Grum was earning its operators nearly $3 million a year for pushing drug ads, but far more impressive were the indirect costs it imposed: it was believed responsible for nearly 20 percent of the world’s spam, which researchers at Microsoft and Google say costs the world $20 billion a year on things like e-mail filtering and storage.

The case of Grum is unusual in that the finances of spam are relatively well understood, making it possible to do a cost-benefit analysis of actions taken to stop it. That’s not the case with other threats, such as data breaches that feed personal information to the black market.

Although it’s clear that cybercrime imposes real and sizable costs on society, fine-grained data is generally hard to come by.

“Many of the private-sector reports are basically marketing brochures from organizations with a strong interest in scaremongering,” says Ross Anderson, a professor of security engineering at the University of Cambridge.

Ross Anderson

And law enforcement agencies and police don’t have good statistics on the incidence and costs of cybercrime because they have not updated their operations for the Internet era as well as criminals have, he says. A European Union research project recently concluded that a lack of clear figures on costs was preventing companies as well as governments and law enforcement from making good decisions about security.
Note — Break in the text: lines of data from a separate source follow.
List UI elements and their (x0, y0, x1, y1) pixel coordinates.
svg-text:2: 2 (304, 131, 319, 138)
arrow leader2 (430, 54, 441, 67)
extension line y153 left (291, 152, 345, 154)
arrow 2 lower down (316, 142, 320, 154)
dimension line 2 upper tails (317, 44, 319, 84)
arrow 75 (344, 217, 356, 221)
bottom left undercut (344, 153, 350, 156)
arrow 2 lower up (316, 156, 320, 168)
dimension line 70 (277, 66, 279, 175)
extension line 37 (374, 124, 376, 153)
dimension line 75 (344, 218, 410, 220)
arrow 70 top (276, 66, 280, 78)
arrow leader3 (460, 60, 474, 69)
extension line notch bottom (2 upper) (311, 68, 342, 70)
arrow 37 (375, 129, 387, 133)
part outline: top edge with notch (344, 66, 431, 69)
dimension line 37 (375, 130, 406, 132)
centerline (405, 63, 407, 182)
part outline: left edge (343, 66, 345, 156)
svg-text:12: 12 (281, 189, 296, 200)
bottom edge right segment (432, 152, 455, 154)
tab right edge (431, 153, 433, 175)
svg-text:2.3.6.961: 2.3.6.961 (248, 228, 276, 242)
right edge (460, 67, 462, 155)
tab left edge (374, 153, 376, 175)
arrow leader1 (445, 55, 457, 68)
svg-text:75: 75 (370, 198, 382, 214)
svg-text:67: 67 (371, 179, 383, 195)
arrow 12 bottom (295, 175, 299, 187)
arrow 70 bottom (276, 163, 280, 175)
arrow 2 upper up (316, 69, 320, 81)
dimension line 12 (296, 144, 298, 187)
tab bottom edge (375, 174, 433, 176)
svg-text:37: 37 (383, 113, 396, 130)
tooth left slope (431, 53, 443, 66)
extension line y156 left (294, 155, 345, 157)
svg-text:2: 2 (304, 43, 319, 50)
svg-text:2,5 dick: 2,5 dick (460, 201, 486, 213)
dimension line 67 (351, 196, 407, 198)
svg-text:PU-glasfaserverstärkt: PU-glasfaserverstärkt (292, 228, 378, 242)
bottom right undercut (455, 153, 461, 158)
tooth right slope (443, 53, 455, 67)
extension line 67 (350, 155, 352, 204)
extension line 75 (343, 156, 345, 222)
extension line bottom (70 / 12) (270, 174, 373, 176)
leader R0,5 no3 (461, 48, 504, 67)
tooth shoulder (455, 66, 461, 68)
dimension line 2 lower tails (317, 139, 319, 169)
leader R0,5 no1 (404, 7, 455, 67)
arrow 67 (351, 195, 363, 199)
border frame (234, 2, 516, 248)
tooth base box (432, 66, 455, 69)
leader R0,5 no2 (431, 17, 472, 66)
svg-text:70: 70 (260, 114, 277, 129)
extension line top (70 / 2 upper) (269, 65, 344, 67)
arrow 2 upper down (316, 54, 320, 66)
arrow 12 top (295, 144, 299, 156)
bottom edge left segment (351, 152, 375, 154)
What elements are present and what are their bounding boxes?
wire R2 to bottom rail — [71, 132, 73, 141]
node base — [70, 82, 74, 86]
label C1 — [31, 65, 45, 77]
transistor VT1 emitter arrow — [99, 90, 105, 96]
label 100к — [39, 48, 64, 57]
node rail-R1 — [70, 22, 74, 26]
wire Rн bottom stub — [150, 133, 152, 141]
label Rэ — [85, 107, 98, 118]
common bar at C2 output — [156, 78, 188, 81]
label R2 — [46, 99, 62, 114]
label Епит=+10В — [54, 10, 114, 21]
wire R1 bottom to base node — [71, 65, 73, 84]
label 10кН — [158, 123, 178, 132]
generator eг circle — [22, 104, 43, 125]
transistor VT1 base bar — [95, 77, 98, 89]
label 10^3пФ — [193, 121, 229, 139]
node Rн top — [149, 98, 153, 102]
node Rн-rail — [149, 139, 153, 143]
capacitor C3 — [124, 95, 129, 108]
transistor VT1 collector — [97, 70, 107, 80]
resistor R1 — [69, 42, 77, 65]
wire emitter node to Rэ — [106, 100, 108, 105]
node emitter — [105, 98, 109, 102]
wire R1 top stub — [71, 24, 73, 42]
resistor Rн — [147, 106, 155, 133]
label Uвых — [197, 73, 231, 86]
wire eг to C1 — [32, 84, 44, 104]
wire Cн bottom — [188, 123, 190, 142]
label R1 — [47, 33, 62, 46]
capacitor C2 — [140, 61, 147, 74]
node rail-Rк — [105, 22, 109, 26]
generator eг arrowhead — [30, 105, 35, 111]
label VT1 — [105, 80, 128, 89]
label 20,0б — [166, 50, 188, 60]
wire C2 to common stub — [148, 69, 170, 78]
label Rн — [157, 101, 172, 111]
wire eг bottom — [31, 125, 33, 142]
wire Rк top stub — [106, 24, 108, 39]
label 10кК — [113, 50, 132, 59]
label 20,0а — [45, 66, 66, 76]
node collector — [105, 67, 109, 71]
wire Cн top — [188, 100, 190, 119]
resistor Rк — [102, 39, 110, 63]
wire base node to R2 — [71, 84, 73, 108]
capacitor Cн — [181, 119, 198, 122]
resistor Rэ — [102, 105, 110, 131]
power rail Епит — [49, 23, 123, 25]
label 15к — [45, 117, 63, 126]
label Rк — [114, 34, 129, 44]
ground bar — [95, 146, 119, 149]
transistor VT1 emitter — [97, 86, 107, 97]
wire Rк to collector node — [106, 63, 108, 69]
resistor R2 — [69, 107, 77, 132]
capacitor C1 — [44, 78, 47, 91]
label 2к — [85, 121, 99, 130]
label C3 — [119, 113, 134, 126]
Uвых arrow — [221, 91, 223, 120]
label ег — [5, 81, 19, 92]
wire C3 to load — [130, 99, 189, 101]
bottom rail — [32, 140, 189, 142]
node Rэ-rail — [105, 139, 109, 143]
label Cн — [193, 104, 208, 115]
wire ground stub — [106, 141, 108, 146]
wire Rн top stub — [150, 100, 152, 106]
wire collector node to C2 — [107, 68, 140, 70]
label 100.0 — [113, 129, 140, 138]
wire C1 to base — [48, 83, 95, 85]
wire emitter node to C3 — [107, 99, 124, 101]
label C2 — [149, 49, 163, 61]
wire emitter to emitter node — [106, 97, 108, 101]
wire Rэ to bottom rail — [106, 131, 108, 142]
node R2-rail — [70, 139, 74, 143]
“If data is patchy or unverifiable, then it is likely that businesses will either waste money or not spend any at all, leaving themselves and consumers vulnerable to attack,” says Jart Armin, a founder of the security company CyberDefcon, who is involved with the CyberROAD project behind the E.U. report.

Anderson and colleagues at Cambridge are in the process of setting up a new research center that could help clear up that confusion. The Cambridge Cloud Cybercrime Center will operate as a kind of clearinghouse for data from major companies—data that can be mined to discover the patterns of criminal activity. “We’ve got to be able to measure cybercrime to be effective in doing anything about it,” says Anderson.

Talks are under way with Google, Yahoo, and others interested in donating data.

“For the first time we’re going to be able to look at stuff at scale,” says Anderson. He hopes that the new resource will produce insights into the patterns and costs of cybercrime that could allow far more informed responses.